The author of Digital common Sense and the Kaiser Fung, a data analyst, remind us that we cannot simply think that we have taken all the important factors into account, he said, "N=all is a lot of time just an assumption of data, not a fact." ”
Big data thinking has not yet formed
In the face of big data, we often have to raise the question that we should be clear when confronted with a lot of messy data.
Take a look at a locally developed smartphone app Street Bump, which detects pits on the road using a mobile accelerometer, without the need for city workers to find pits through street patrols. As Boston's citizens download the app and drive around, their phones automatically prompt the city hall for repairs to urban street surfaces. In this process, through technology to solve the problem, creating a huge amount of "data emissions", and the emission of data is just a magical way to solve the problem, which was unimaginable a few years ago. Boston is proud to claim that "the data provide real-time information monitoring for the city, which can be used to solve urban problems and to plan long-term investment projects in the city." ”
But the street bump program actually produces a city map of road pits, which are more systematically distributed in young and affluent areas where more people have smartphones. Street Bump This program gives us a n=all of the situation, that is to say each of the mobile phone detection of every road pits can be recorded. This is not the same as recording every dent in the road. The Microsoft Institute, Kate Crawford, suggests that the data found contains systematic biases that require very careful thinking to detect and correct. Large data sets look comprehensive, but n=all often creates a rather confusing illusion.

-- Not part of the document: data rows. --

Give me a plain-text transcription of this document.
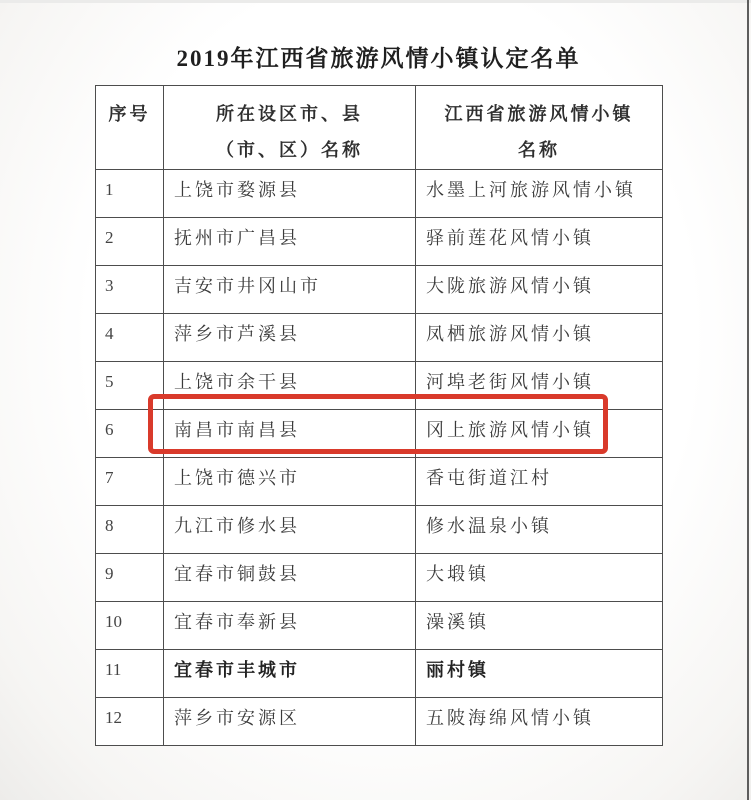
2019年江西省旅游风情小镇认定名单
序号	所在设区市、县
（市、区）名称

江西省旅游风情小镇
名称

1	上饶市婺源县	水墨上河旅游风情小镇
2	抚州市广昌县	驿前莲花风情小镇
3	吉安市井冈山市	大陇旅游风情小镇
4	萍乡市芦溪县	凤栖旅游风情小镇
5	上饶市余干县	河埠老街风情小镇
6	南昌市南昌县	冈上旅游风情小镇
7	上饶市德兴市	香屯街道江村
8	九江市修水县	修水温泉小镇
9	宜春市铜鼓县	大塅镇
10	宜春市奉新县	澡溪镇
11	宜春市丰城市	丽村镇
12	萍乡市安源区	五陂海绵风情小镇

There are few cases where the analysis of large quantities of data ultimately brings a miracle. David Spiegelhalter of the University of Cambridge talked about Google's translation software, which is an analysis of hundreds of millions of translated works, looking for translation services that can be replicated. This is a typical example of what computer scientists call "machine learning", a "learning capability" that allows Google's translation software to be incredibly processed without having to incorporate any grammatical rules in advance. Google translation is close to the theoretical support of the data-driven black box entirely. "This is a remarkable achievement," Spiegelhalter says, because the achievement is based on the judicious handling of big data.

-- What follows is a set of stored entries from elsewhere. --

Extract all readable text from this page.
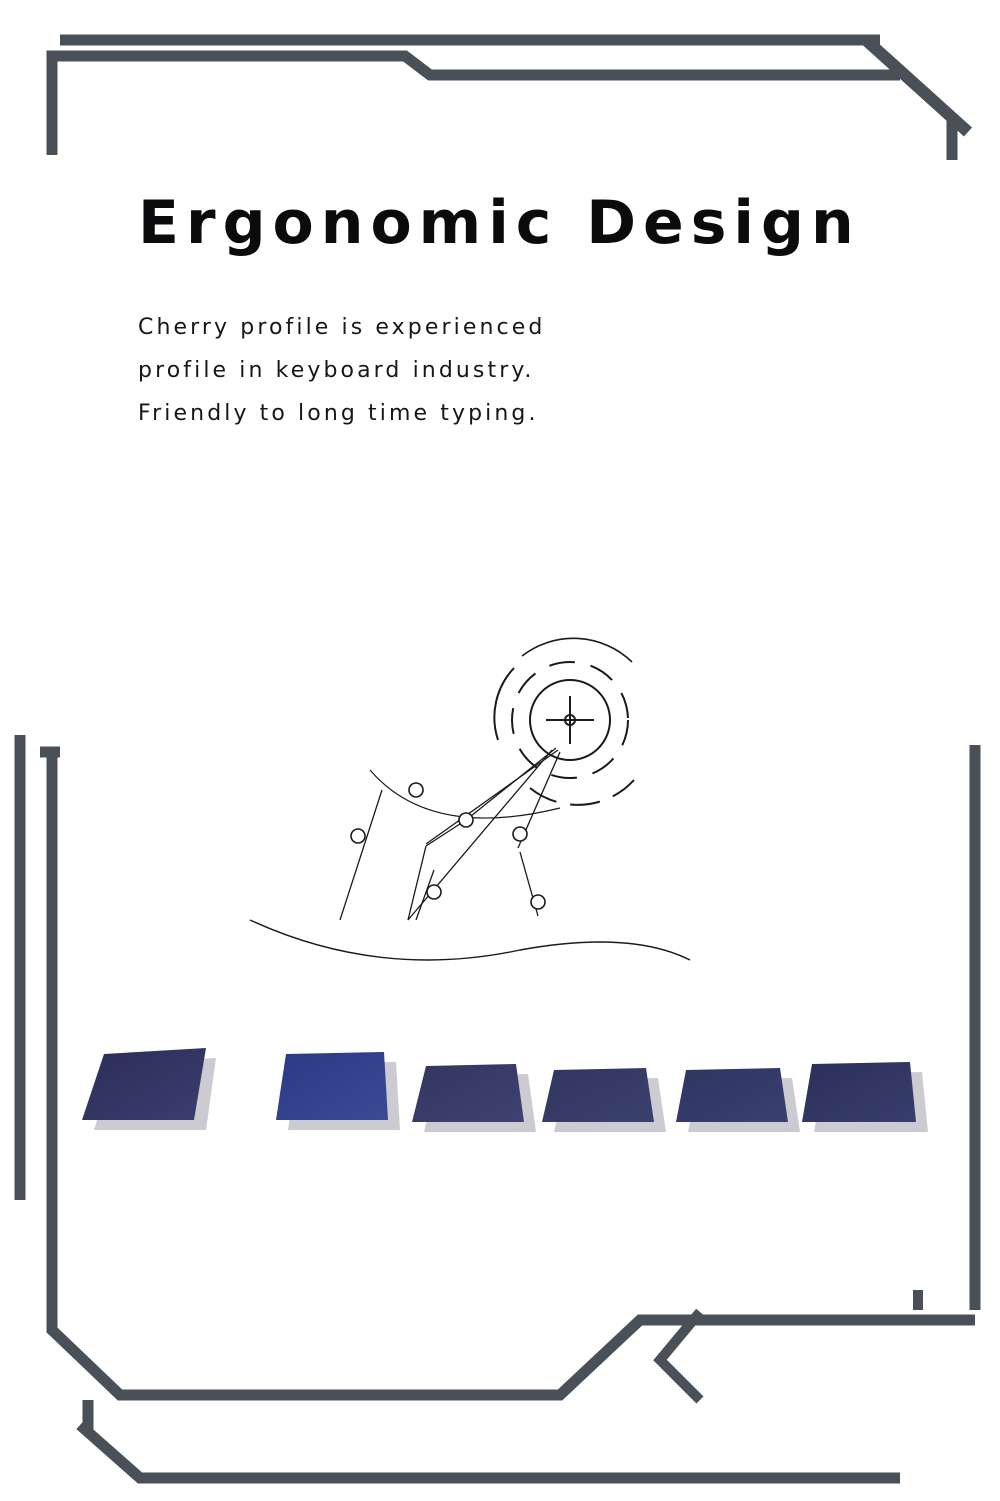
Ergonomic Design

Cherry profile is experienced
profile in keyboard industry.
Friendly to long time typing.
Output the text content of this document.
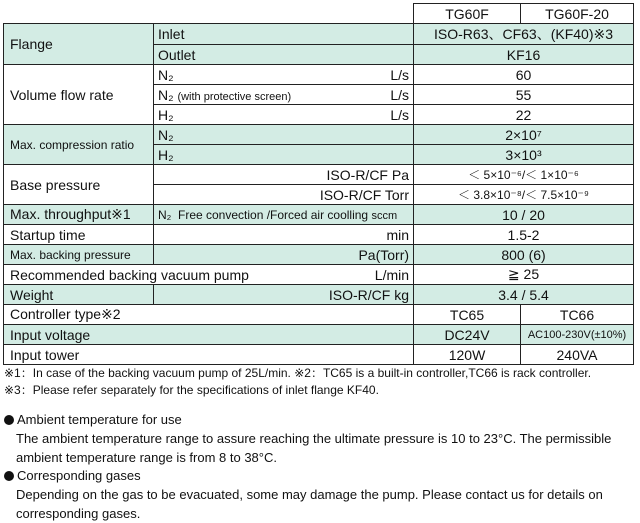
		TG60F	TG60F-20
Flange	Inlet	ISO-R63、CF63、(KF40)※3	
	Outlet	KF16	
Volume flow rate	N₂ L/s	60	
	N₂ (with protective screen) L/s	55	
	H₂ L/s	22	
Max. compression ratio	N₂	2×10⁷	
	H₂	3×10³	
Base pressure	ISO-R/CF Pa	＜ 5×10⁻⁶/＜ 1×10⁻⁶	
	ISO-R/CF Torr	＜ 3.8×10⁻⁸/＜ 7.5×10⁻⁹	
Max. throughput※1	N₂ Free convection /Forced air coolling sccm	10 / 20	
Startup time	min	1.5-2	
Max. backing pressure	Pa(Torr)	800 (6)	

Recommended backing vacuum pump L/min		≧ 25	
Weight	ISO-R/CF kg	3.4 / 5.4	
Controller type※2		TC65	TC66
Input voltage		DC24V	AC100-230V(±10%)
Input tower		120W	240VA
※1：In case of the backing vacuum pump of 25L/min. ※2：TC65 is a built-in controller,TC66 is rack controller.
※3：Please refer separately for the specifications of inlet flange KF40.
Ambient temperature for use
The ambient temperature range to assure reaching the ultimate pressure is 10 to 23°C. The permissible
ambient temperature range is from 8 to 38°C.
Corresponding gases
Depending on the gas to be evacuated, some may damage the pump. Please contact us for details on
corresponding gases.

But big data cannot solve the problems that have haunted statisticians and scientists for centuries: insight, judgment, and how to intervene properly to improve the system.
Getting such answers through large numbers requires a big step forward in statistics.

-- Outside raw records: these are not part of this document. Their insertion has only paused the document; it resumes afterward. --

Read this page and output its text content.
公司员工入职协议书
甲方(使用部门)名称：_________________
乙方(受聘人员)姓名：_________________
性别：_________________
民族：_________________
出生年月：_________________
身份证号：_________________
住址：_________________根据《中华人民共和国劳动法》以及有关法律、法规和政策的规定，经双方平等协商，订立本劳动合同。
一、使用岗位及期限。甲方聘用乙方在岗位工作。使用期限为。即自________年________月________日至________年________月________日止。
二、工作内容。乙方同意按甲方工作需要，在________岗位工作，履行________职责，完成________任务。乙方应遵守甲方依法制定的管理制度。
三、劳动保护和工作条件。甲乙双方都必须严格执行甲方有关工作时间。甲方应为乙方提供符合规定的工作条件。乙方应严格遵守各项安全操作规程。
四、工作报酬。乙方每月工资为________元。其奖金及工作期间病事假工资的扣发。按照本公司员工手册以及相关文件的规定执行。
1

"Now we seem to be back in the west," said Patrick Wolfe of University College London. "Smart people will toss and turn and try to use every tool to get a good value from the data, but we're a little impulsive now." ”
Statisticians are struggling to explore new ways to capture the secrets of big data. Such a new approach is crucial, but it needs to be based on the old statistical theory of the past so that new methods can work.
Looking back at the four tenets of big data, if we ignore the active error message, it's easy to overestimate the high accuracy that makes people feel incredible. "The causal relationship in the data has been gradually withdrawn as the cornerstone of data research," If someone claims it, then it doesn't matter, if we're predicting data in a stable environment. But if the world is in a great upheaval (for example, through the spread of influenza) or if we want to make some changes in the real world, we can't say that. "Because of the n=all, the sampling bias is not important," the idea was not found in most cases.
The big data age has come, but big data thinking has not yet formed. The challenge now is to solve new problems and get new answers, but the premise is not to make past statistical mistakes on a larger scale.